By Ben Forta
Product Evangelist
Allaire Corp.
and
David Golden
Technical Writer
Allaire Corp.
Web applications are dynamic and should be data-driven
wherever possible. After all, the major distinction between
Web site and Web application is that the former is static
while the latter is anything but. It is Web applications
that deliver the true power and promise of the Web
the kind of applications you build in ColdFusion.
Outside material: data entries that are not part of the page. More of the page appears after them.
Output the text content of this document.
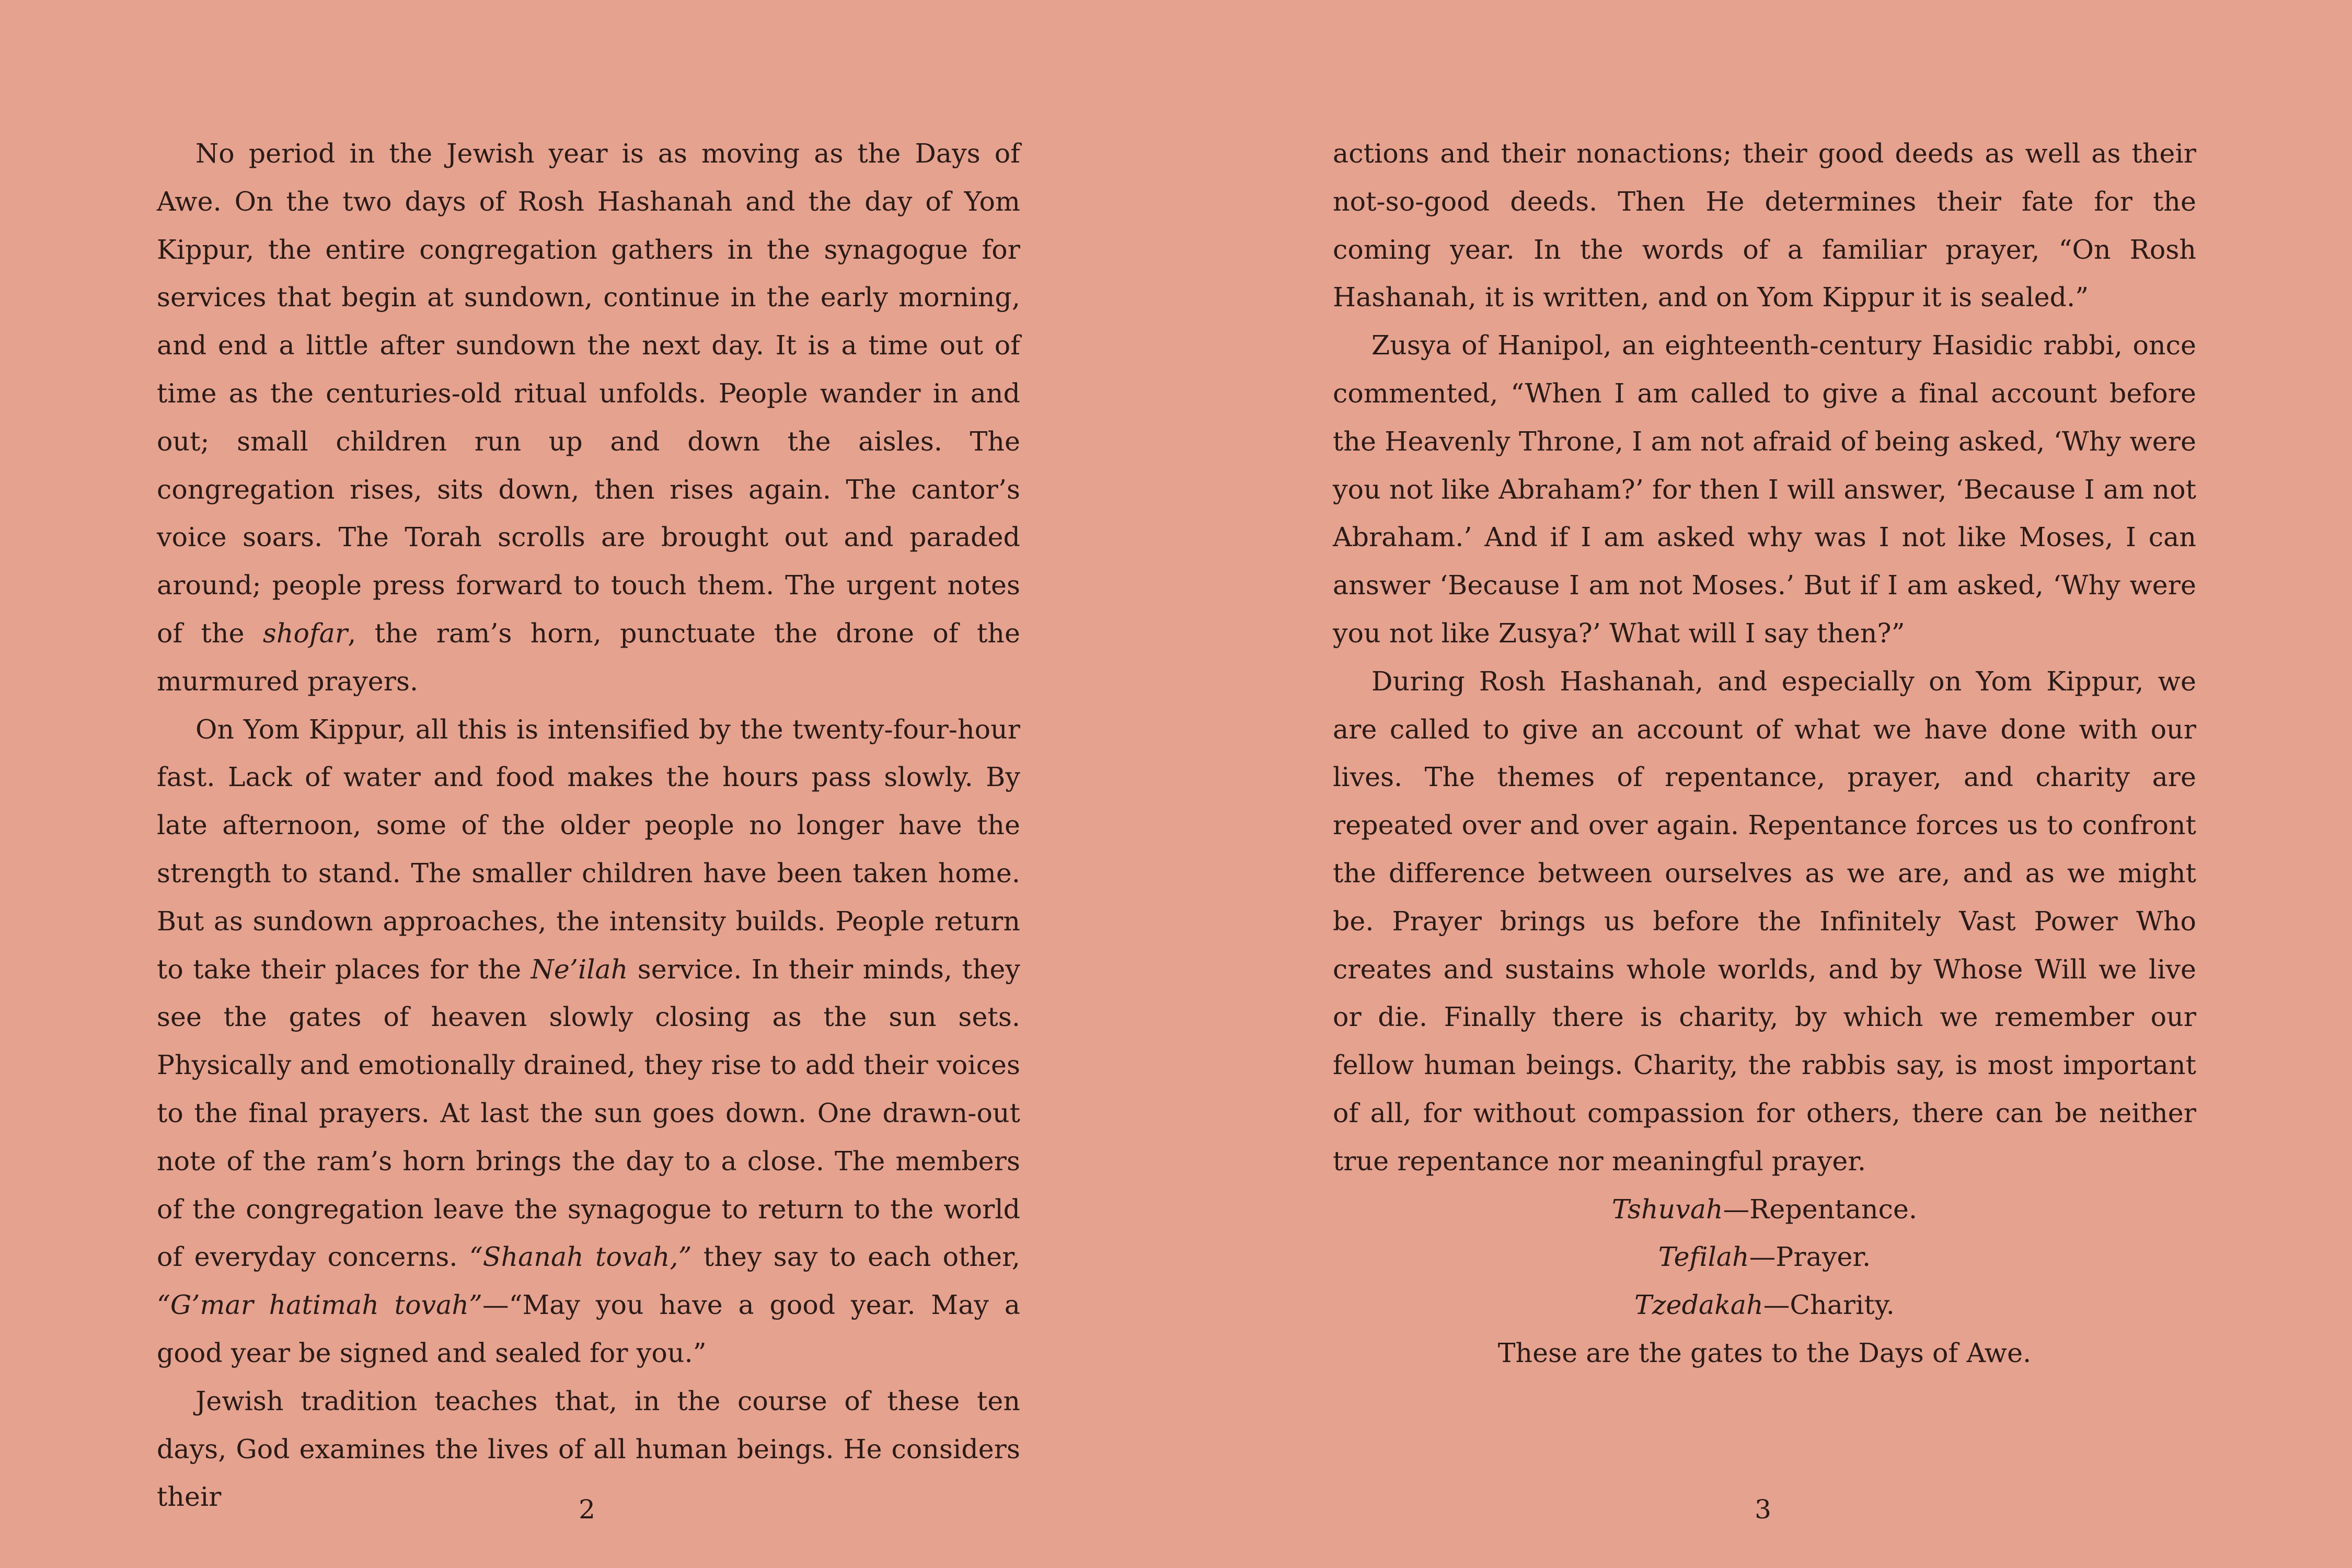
No period in the Jewish year is as moving as the Days of Awe. On the two days of Rosh Hashanah and the day of Yom Kippur, the entire congregation gathers in the synagogue for services that begin at sundown, continue in the early morning, and end a little after sundown the next day. It is a time out of time as the centuries-old ritual unfolds. People wander in and out; small children run up and down the aisles. The congregation rises, sits down, then rises again. The cantor’s voice soars. The Torah scrolls are brought out and paraded around; people press forward to touch them. The urgent notes of the shofar, the ram’s horn, punctuate the drone of the murmured prayers.

On Yom Kippur, all this is intensified by the twenty-four-hour fast. Lack of water and food makes the hours pass slowly. By late afternoon, some of the older people no longer have the strength to stand. The smaller children have been taken home. But as sundown approaches, the intensity builds. People return to take their places for the Ne’ilah service. In their minds, they see the gates of heaven slowly closing as the sun sets. Physically and emotionally drained, they rise to add their voices to the final prayers. At last the sun goes down. One drawn-out note of the ram’s horn brings the day to a close. The members of the congregation leave the synagogue to return to the world of everyday concerns. “Shanah tovah,” they say to each other, “G’mar hatimah tovah”—“May you have a good year. May a good year be signed and sealed for you.”

Jewish tradition teaches that, in the course of these ten days, God examines the lives of all human beings. He considers their	2

actions and their nonactions; their good deeds as well as their not-so-good deeds. Then He determines their fate for the coming year. In the words of a familiar prayer, “On Rosh Hashanah, it is written, and on Yom Kippur it is sealed.”

Zusya of Hanipol, an eighteenth-century Hasidic rabbi, once commented, “When I am called to give a final account before the Heavenly Throne, I am not afraid of being asked, ‘Why were you not like Abraham?’ for then I will answer, ‘Because I am not Abraham.’ And if I am asked why was I not like Moses, I can answer ‘Because I am not Moses.’ But if I am asked, ‘Why were you not like Zusya?’ What will I say then?”

During Rosh Hashanah, and especially on Yom Kippur, we are called to give an account of what we have done with our lives. The themes of repentance, prayer, and charity are repeated over and over again. Repentance forces us to confront the difference between ourselves as we are, and as we might be. Prayer brings us before the Infinitely Vast Power Who creates and sustains whole worlds, and by Whose Will we live or die. Finally there is charity, by which we remember our fellow human beings. Charity, the rabbis say, is most important of all, for without compassion for others, there can be neither true repentance nor meaningful prayer.

Tshuvah—Repentance.
Tefilah—Prayer.
Tzedakah—Charity.
These are the gates to the Days of Awe.
3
Unfortunately, all that extra power can come with a hefty
price tag. Static pages can be served up instantly. (Servers
don't have to do anything with the files other than just
opening them and streaming them to the client as is). Dynamic
pages, on the other hand, require parsing and processing.
That takes time.
This is where caching comes into play. Caching is a mechanism
with which you, the developer, can control the degree to
which your content is dynamic. Some information like
the location of a city's fire engines needs to be
kept the most up-to-date. At the same time, other information
can be a few hours or a few days old, such as monthly interest
rates on credit cards. Cached Web applications are still
dynamic, but you can also relieve some of the burden associated
with being dynamic.
Simply, caching involves trade offs. In other words, you
must be able to recognize that some operations are faster
than others, and that it is possible to make sacrifices
(e.g., memory usage, disk usage, how current data is, etc.)
to gain performance.
ColdFusion supports several forms of caching. The caching
options covered in this article are:
- P-Code Caching
- Page Output Caching
- Database Query Caching
- Client-Side Caching
P-Code Caching
When ColdFusion Server processes a template, it searches
for an Application.cfm template. Next, ColdFusion reads
the requested template from the disk, and then it reads
the OnRequestEnd.cfm template (if one exists in the Application.cfm
directory). If the processed pages use Custom Tags or includes
(via the CFINCLUDE tag) then those files are read and processed
too. Therefore, for any page request, ColdFusion Server
usually has to make multiple disk requests.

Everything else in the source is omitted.